A Story of Two Countries, Three Disciplines, and One Continuous Thread
A Story of Two Countries, Three Disciplines, and One Continuous Thread
I have lived two professional lives. The first began in Mexico in the mid-1990s, when I was still a teenager discovering that the human mind could be understood, explored, and trained. The second began in Texas over a decade later, when I returned to school as a non-traditional student and rebuilt everything from scratch. What connects these two lives is a single question: How do we become who we are?
The First Life: Mexico (1995–2007)
I encountered Endocentric Psychology when I was fifteen, through audio programs handed to me by my Dad, designed to induce altered states of consciousness for enhanced learning. Those recordings helped me through high school and planted seeds I would not fully understand for years. By my early twenties, I was not just a participant but a collaborator—helping to build one of the largest personal development movements in Mexico during the late 1990s and early 2000s. My father's Empowerment Center International Seminars.
With colleagues and Family, I co-founded Vivencias S.C. and established it across five cities in central Mexico. I trained as a facilitator and researcher, developed curricula for organizational change, and worked with clients ranging from DeAcero, Televisa and Honda to state education departments, private universities and municipal governments. I earned certifications in Design Human Engineering directly from Richard Bandler, trained with Robert Dilts, and became a licensed Master Practitioner of NLP. I was young, driven, and certain I had found my life's work.
Then social disruption in Mexico became impossible to ignore. In 2007, my family—holding dual citizenship—made the difficult decision to migrate to Texas. I left behind sixty-plus college credits that would not transfer, an established career, and an entire network of relationships built over fifteen years. I arrived in San Antonio ready to start over, knowing only that I would need to work my way back to doing what mattered...
The Second Life: Texas (2007–Present)
Starting over meant working jobs I had not imagined—phone banking at Wells Fargo, serving tables, cleaning houses. Each role taught me something about humility, about the people my grandparents had been, about the texture of American life from the ground up. I took pride in small victories: placing top in my team at Wells Fargo, helping bring our department to its best performance ranking. But I never stopped wanting to return to research, to teaching, to the work of understanding human beings and ultimately myself.

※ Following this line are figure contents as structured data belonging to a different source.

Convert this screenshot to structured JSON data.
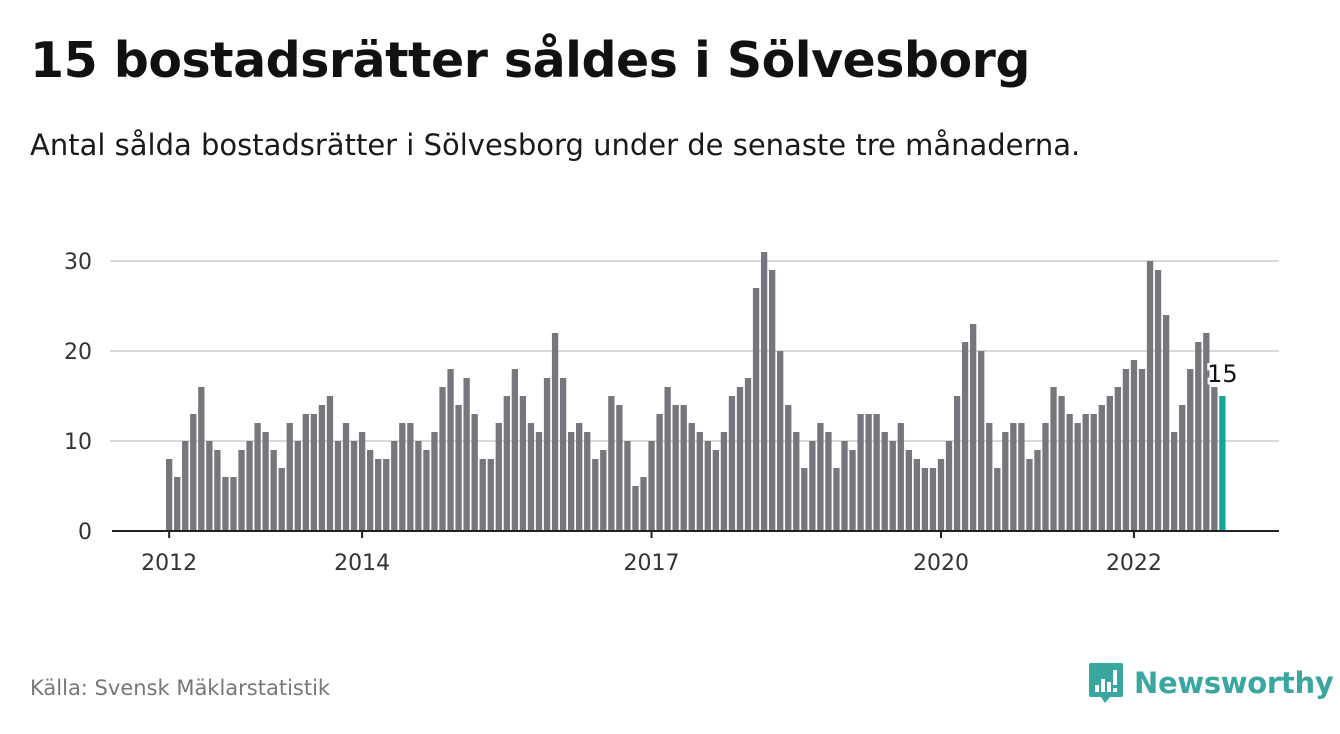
{
  "header": {
    "title": "15 bostadsrätter såldes i Sölvesborg",
    "subtitle": "Antal sålda bostadsrätter i Sölvesborg under de senaste tre månaderna."
  },
  "footer": {
    "source": "Källa: Svensk Mäklarstatistik",
    "brand": "Newsworthy",
    "brand_icon": "chart-bubble-icon"
  },
  "colors": {
    "bar": "#76767d",
    "highlight": "#16a39c",
    "grid": "#d9d9d9",
    "axis": "#222222",
    "brand": "#3aa6a0"
  },
  "chart_data": {
    "type": "bar",
    "title": "15 bostadsrätter såldes i Sölvesborg",
    "subtitle": "Antal sålda bostadsrätter i Sölvesborg under de senaste tre månaderna.",
    "xlabel": "",
    "ylabel": "",
    "ylim": [
      0,
      32
    ],
    "yticks": [
      0,
      10,
      20,
      30
    ],
    "xtick_labels": [
      {
        "label": "2012",
        "index": 0
      },
      {
        "label": "2014",
        "index": 24
      },
      {
        "label": "2017",
        "index": 60
      },
      {
        "label": "2020",
        "index": 96
      },
      {
        "label": "2022",
        "index": 120
      }
    ],
    "grid": true,
    "highlight_index": 131,
    "highlight_label": "15",
    "values": [
      8,
      6,
      10,
      13,
      16,
      10,
      9,
      6,
      6,
      9,
      10,
      12,
      11,
      9,
      7,
      12,
      10,
      13,
      13,
      14,
      15,
      10,
      12,
      10,
      11,
      9,
      8,
      8,
      10,
      12,
      12,
      10,
      9,
      11,
      16,
      18,
      14,
      17,
      13,
      8,
      8,
      12,
      15,
      18,
      15,
      12,
      11,
      17,
      22,
      17,
      11,
      12,
      11,
      8,
      9,
      15,
      14,
      10,
      5,
      6,
      10,
      13,
      16,
      14,
      14,
      12,
      11,
      10,
      9,
      11,
      15,
      16,
      17,
      27,
      31,
      29,
      20,
      14,
      11,
      7,
      10,
      12,
      11,
      7,
      10,
      9,
      13,
      13,
      13,
      11,
      10,
      12,
      9,
      8,
      7,
      7,
      8,
      10,
      15,
      21,
      23,
      20,
      12,
      7,
      11,
      12,
      12,
      8,
      9,
      12,
      16,
      15,
      13,
      12,
      13,
      13,
      14,
      15,
      16,
      18,
      19,
      18,
      30,
      29,
      24,
      11,
      14,
      18,
      21,
      22,
      16,
      15
    ]
  }
}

As my children grew I made space to go back to school. I enrolled at Alamo Colleges, then transferred to Texas A&M University–San Antonio. I chose psychology as a logical continuation of my previous work—a chance to approach from a scientific angle what I had explored experientially in Mexico. Then came a surprise: a required General Biology course reignited a curiosity I had carried since childhood science fairs, when I researched HIV at age twelve, developed pH sensors in high school and was amazed at genetic developments in the late 90s.
Texas A&M opened a door I had not known existed. Within months, I was admitted to the Master of Science program in Biology, awarded a teaching assistantship, and embarked on graduate research using computational tools to study evolutionary adaptation in cave shrimp. I graduated Cum Laude with my B.S. in Psychology in 2022 and completed my M.S. in Biology in 2024. At an age when many are settling into mid-career routines, I was just beginning my formal scientific training.
The Integration: Both Lives Converge
Today I teach biology at the same university where I was once a non-traditional undergraduate wondering if it was too late to start over. I remain an active Psicoterapeuta Didáctico Endocéntrico, collaborating virtually with the Institute I first encountered almost thirty years ago. In 2025, I returned to Querétaro to co-develop research protocols using EEG monitoring to study the brain during Endocentric processes—bringing my scientific training back to the work that first shaped me.
I have written the epilogue for the foundational book on Endocentric Psychology which served as the introduction for the second one. I have helped edit and publish a 351-page memoir for a mentor who shaped my early training. I am currently collaborating on two more books and conducting research that bridges neuroscience with decades of experiential psychological work. I am applying to doctoral programs in psychophysiology because I want to continue building this bridge—between the molecular and the meaningful, between what can be measured and what must be lived.
What I Have Learned
The thread connecting my two lives is simple: I know human beings are the originators of their experience, not merely the products of circumstance. This is not wishful thinking—it is a proposition that can be explored, tested, and verified through experience. My scientific training has given me tools to investigate this proposition at the molecular level, studying how organisms adapt to extreme environments. My psychological and therapeutic training has given me tools to investigate it at the level of individual human consciousness and perception.
What I have learned from both paths is that adaptation is not passive. Whether we are talking about a shrimp surviving in the stratified waters of a Yucatan cenote or a person navigating the challenges of immigration, career change, and personal growth, the capacity to respond creatively to circumstance is fundamental to life. And that capacity can be understood, developed, and shared.
I am still learning. I expect to be learning for the rest of my life. Gray hairs are appearing now, but the weight I carried as a young man has been replaced by something lighter—a sense that contributing is more satisfying than accumulating, that teaching is as valuable as learning, and that the most interesting questions are the ones you never finish answering… never stop exploring!